Georgian model (born 2004)

Mathilda Gvarliani (მატილდა გვარლიანი; born 17 May 2004) is a Georgian fashion model. She was the first Georgian model to walk the Victoria's Secret Fashion Show as well as the first Georgian model to appear on a Vogue cover. In 2024, she became the first Georgian model to enter models.com's Top 50 ranking. In 2025, Gvarliani was one of 30 models hired by Swedish clothing store H&M for its "digital twins" campaign, which let the company use their likenesses in AI-generated branding, a decision H&M acknowledged would be controversial. The first advertisements featuring her digital twin were released that July.

== Career ==
Gvarliani first walked into the Tbilisi agency Look Models Management at the age of 12 and was told to come back when she was older; she returned at 14 and was signed on the spot. She began traveling solo for work at 15. She debuted at Louis Vuitton's resort show in San Diego, California. In her first seasons, Gvarliani walked the runway for Chanel, Dior, Isabel Marant, Chloé, Gucci, and Schiaparelli. She appeared on the covers of Vogue Netherlands in December 2022 and March 2024, the first Georgian model to cover Vogue. Her other covers include M Le Magazine du Monde (October 2023) and Self Service (spring/summer 2024).

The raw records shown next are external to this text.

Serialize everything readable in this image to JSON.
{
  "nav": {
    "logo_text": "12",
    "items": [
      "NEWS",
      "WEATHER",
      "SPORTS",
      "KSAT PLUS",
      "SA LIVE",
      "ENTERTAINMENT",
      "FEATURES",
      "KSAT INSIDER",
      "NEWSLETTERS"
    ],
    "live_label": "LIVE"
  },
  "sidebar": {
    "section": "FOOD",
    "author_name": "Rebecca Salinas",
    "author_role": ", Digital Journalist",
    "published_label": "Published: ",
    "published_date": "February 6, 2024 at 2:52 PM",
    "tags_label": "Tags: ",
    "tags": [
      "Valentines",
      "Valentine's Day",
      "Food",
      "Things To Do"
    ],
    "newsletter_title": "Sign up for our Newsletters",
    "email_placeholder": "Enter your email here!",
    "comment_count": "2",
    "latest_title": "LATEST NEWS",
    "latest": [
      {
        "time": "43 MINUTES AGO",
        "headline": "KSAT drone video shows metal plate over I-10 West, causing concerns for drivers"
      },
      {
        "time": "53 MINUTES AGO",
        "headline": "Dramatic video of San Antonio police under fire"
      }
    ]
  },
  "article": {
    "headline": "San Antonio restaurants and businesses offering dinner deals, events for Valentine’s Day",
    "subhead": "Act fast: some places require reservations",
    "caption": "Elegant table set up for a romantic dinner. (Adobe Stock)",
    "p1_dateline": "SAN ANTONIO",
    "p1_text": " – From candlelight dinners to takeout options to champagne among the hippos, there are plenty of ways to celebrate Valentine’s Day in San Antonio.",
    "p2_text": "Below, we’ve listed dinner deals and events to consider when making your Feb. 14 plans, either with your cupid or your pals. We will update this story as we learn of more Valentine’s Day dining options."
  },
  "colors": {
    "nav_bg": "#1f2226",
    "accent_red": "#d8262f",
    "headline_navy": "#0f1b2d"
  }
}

In January 2024, she starred in Chanel's Chance fragrance campaign, photographed by Steven Meisel, and that April she became the first Georgian model to enter models.com's Top 50 ranking. She appeared in the December 2024 60th anniversary issue of Vogue Italia alongside models including Anok Yai, Alex Consani, and Eva Herzigová. When the Victoria's Secret Fashion Show returned from its hiatus, in 2024, Gvarliani became the first Georgian model to walk in the show in its history; she also walked in the show in 2025. In March 2025, H&M announced plans to create AI-generated "digital twins" of 30 models, Gvarliani among them, for use in its marketing campaigns; the company said the models would keep ownership of their twins and be paid for their use, and acknowledged the decision would be controversial. The first advertisements featuring Gvarliani's twin appeared in July 2025.

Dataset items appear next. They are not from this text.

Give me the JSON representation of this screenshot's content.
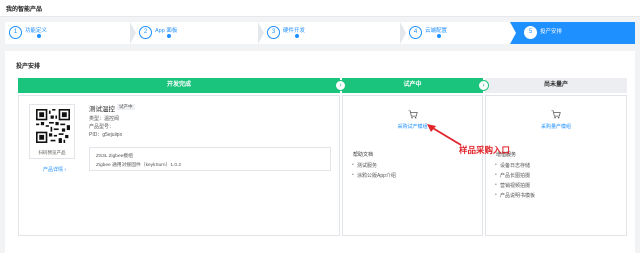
{
  "header": {
    "title": "我的智能产品"
  },
  "steps": [
    {
      "num": "1",
      "label": "功能定义"
    },
    {
      "num": "2",
      "label": "App 面板"
    },
    {
      "num": "3",
      "label": "硬件开发"
    },
    {
      "num": "4",
      "label": "云端配置"
    },
    {
      "num": "5",
      "label": "投产安排"
    }
  ],
  "panel": {
    "title": "投产安排"
  },
  "phases": {
    "done": "开发完成",
    "trial": "试产中",
    "mass": "尚未量产"
  },
  "product": {
    "qr_caption": "扫码预览产品",
    "detail_link": "产品详情 ›",
    "name": "测试温控",
    "status_badge": "试产中",
    "type_line": "类型：温控阀",
    "model_line": "产品型号：",
    "pid_line": "PID：g5ejuiipx",
    "module_line": "ZS3L Zigbee模组",
    "firmware_line": "Zigbee 通用对接固件（keykSurn）1.0.2"
  },
  "trial": {
    "buy_link": "采购试产模组",
    "help_title": "帮助文档",
    "help_items": [
      "测试服务",
      "涂鸦公版App介绍"
    ]
  },
  "mass": {
    "buy_link": "采购量产模组",
    "service_title": "增值服务",
    "service_items": [
      "设备日志存储",
      "产品长图拍摄",
      "营销视频拍摄",
      "产品说明书模板"
    ]
  },
  "annotation": {
    "text": "样品采购入口",
    "color": "#e0242a"
  },
  "colors": {
    "primary": "#1e90ff",
    "green": "#1bc47d"
  },
  "icons": {
    "cart": "cart-icon",
    "qr": "qr-code",
    "chevron": "chevron-right-icon"
  }
}
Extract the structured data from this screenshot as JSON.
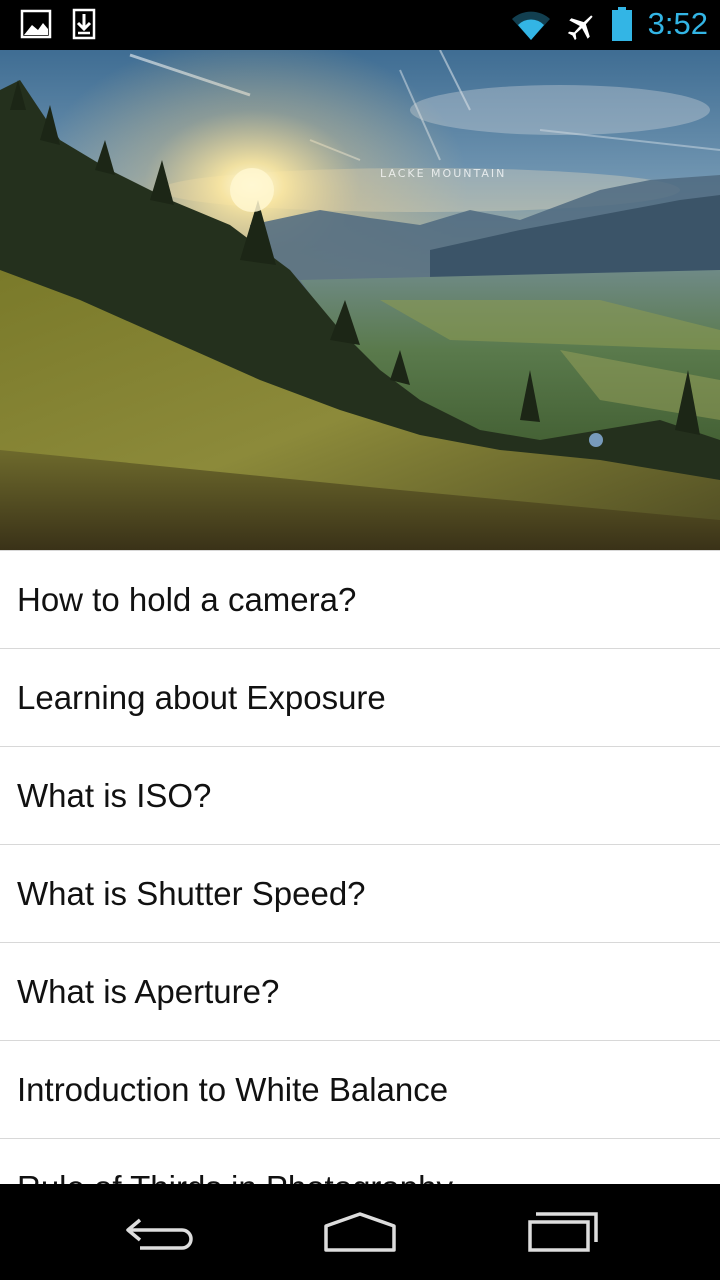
{
  "status_bar": {
    "time": "3:52",
    "accent_color": "#33b5e5",
    "left_icons": [
      "image-notification-icon",
      "download-notification-icon"
    ],
    "right_icons": [
      "wifi-icon",
      "airplane-mode-icon",
      "battery-icon"
    ]
  },
  "hero": {
    "description_icon": "mountain-landscape-image",
    "watermark": "LACKE MOUNTAIN"
  },
  "lessons": [
    {
      "label": "How to hold a camera?"
    },
    {
      "label": "Learning about Exposure"
    },
    {
      "label": "What is ISO?"
    },
    {
      "label": "What is Shutter Speed?"
    },
    {
      "label": "What is Aperture?"
    },
    {
      "label": "Introduction to White Balance"
    },
    {
      "label": "Rule of Thirds in Photography"
    }
  ],
  "nav_bar": {
    "buttons": [
      "back-icon",
      "home-icon",
      "recent-apps-icon"
    ]
  }
}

She appeared on two covers of Vogue Koreas June 2025 issue, photographed by Luigi & Iango. In December, she won the readers' choice award for Best Street Style (Women+) at models.com's Model of the Year Awards. In 2026, she covered the May issue of Vogue Korea a second time and starred in Isabel Marant's Fall/Winter 2026 campaign, photographed by Drew Vickers.